Can you be wildly successful if being nice is your #1 priority?
I don’t think so. (Feel free to prove me wrong…I’m all ears.)
I’ve been in all sorts of situations in which I have not been treated nicely. From the garden-variety ignorant rude people who actually may not have known better (not an excuse) to the business partner who cheated me —to lots of not-so-nice people in-between, I’ve seen and experienced them all.
And, always, my first reaction was something like:
“But how could he/she do that/say that/be that way? I ‘ve been so NICE!”
God, it sounds so naive.
I’ve been in business long enough to know that nice doesn’t cut it when we are talking objective stuff like the bottom line. Of course, nice is about more than business. Nice is (or is not) everywhere, in all aspects of our lives.
Case in point: About two months ago, I had a party one Sunday at my house with a small group of close friends. Immediately following the party, someone who’d just been at my house for 7 or 8 hours said something that was totally unexpected and inappropriate. It was also very nasty and hurtful. I was shocked and confused by what I felt was an attack.
I asked this person why they would make fun of me in that way, especially after telling me in confidence at the party how sensitive they are about things and how much they wished people would like them more. I told them they’d hurt me and that I was surprised to be at the receiving end of the cruel comments.
After communicating my feelings and reaction, I decided to let the issue (and this person) go. Turns out I didn’t have to make this decision because they never apologized, never acknowledged what had been done and never even replied to me again.
I tried to understand that this person had/has some serious issues with having people who really care about them, so their way of “protecting” themselves is to alienate people and move on (I’d seen this person do it previously.)
I bring up this incident here because it is an example of someone for whom being NICE is not a factor or consideration.
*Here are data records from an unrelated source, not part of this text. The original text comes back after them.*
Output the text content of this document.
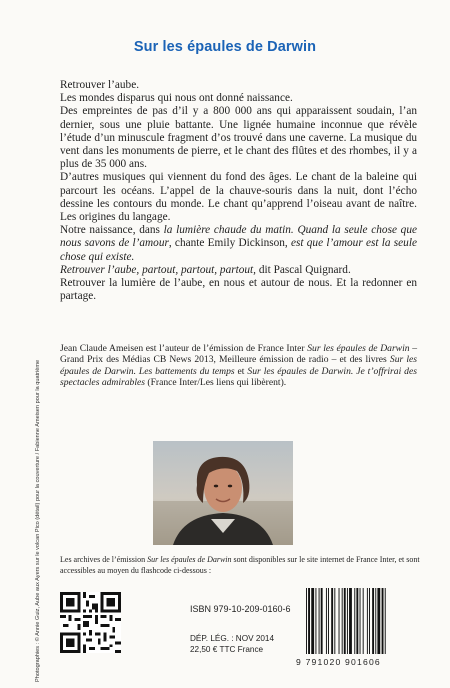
Sur les épaules de Darwin

Retrouver l’aube.

Les mondes disparus qui nous ont donné naissance.

Des empreintes de pas d’il y a 800 000 ans qui apparaissent soudain, l’an dernier, sous une pluie battante. Une lignée humaine inconnue que révèle l’étude d’un minuscule fragment d’os trouvé dans une caverne. La musique du vent dans les monuments de pierre, et le chant des flûtes et des rhombes, il y a plus de 35 000 ans.

D’autres musiques qui viennent du fond des âges. Le chant de la baleine qui parcourt les océans. L’appel de la chauve-souris dans la nuit, dont l’écho dessine les contours du monde. Le chant qu’apprend l’oiseau avant de naître. Les origines du langage.

Notre naissance, dans la lumière chaude du matin. Quand la seule chose que nous savons de l’amour, chante Emily Dickinson, est que l’amour est la seule chose qui existe.

Retrouver l’aube, partout, partout, partout, dit Pascal Quignard.

Retrouver la lumière de l’aube, en nous et autour de nous. Et la redonner en partage.

Jean Claude Ameisen est l’auteur de l’émission de France Inter Sur les épaules de Darwin – Grand Prix des Médias CB News 2013, Meilleure émission de radio – et des livres Sur les épaules de Darwin. Les battements du temps et Sur les épaules de Darwin. Je t’offrirai des spectacles admirables (France Inter/Les liens qui libèrent).

Les archives de l’émission Sur les épaules de Darwin sont disponibles sur le site internet de France Inter, et sont accessibles au moyen du flashcode ci-dessous :

ISBN 979-10-209-0160-6
DÉP. LÉG. : NOV 2014
22,50 € TTC France
9 791020 901606
Photographies : © Annie Guiz, Aube aux Ayers sur le volcan Pico (détail) pour la couverture / Fabienne Ameisen pour la quatrième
This person didn’t care about being nice. This person was not nice…they knew it and didn’t try to change it or make it better.
Maybe they know know something I don’t know about getting ahead in life via that route. But that kind of “not nice” scares me. Alienates me. Totally and utterly confuses me. It is just not part of who I am or who I could be.
While I in no way shape or form aspire to it., I am certainly in awe of it. Not the behavior itself, which is abhorrent. But the ability to act and do and be in a way that does not care or take into account the opinions or feelings of anyone or anything else. (I wouldn’t mind if a tad of the not caring part of it were in my fabric. Like a superhero, I’d of course use it for good )
So…what is the opposite of “too nice?”
It isn’t mean or nasty or rude.
It certainly isn’t cruel or hurtful.
Perhaps it is indifference.
Or self-centeredness (if you are so focused on yourself, no way you can care about others).
Or total disconnectedness from one’s own feelings and the feelings of others.
And what happens when one isn’t nice? Perhaps people think and act differently toward you. But maybe that was the goal in the first place. The world doesn’t end, no. But that doesn’t mean it’s a good thing.
There is a middle ground, of course.
It’s a place with boundaries, and respect and manners.
It’s a place where kindness exists, but sugar and spice don’t have to.
It’s a place I’ve visited and probably would do well to visit more.
It’s a place where nice doesn’t happen in a vacuum and nice doesn’t waste anyone’s time. And, yes, it is a place where not everyone who wants to can hang and not everyone you know even wants to hang.
You probably know where it is and how to get there. Me too.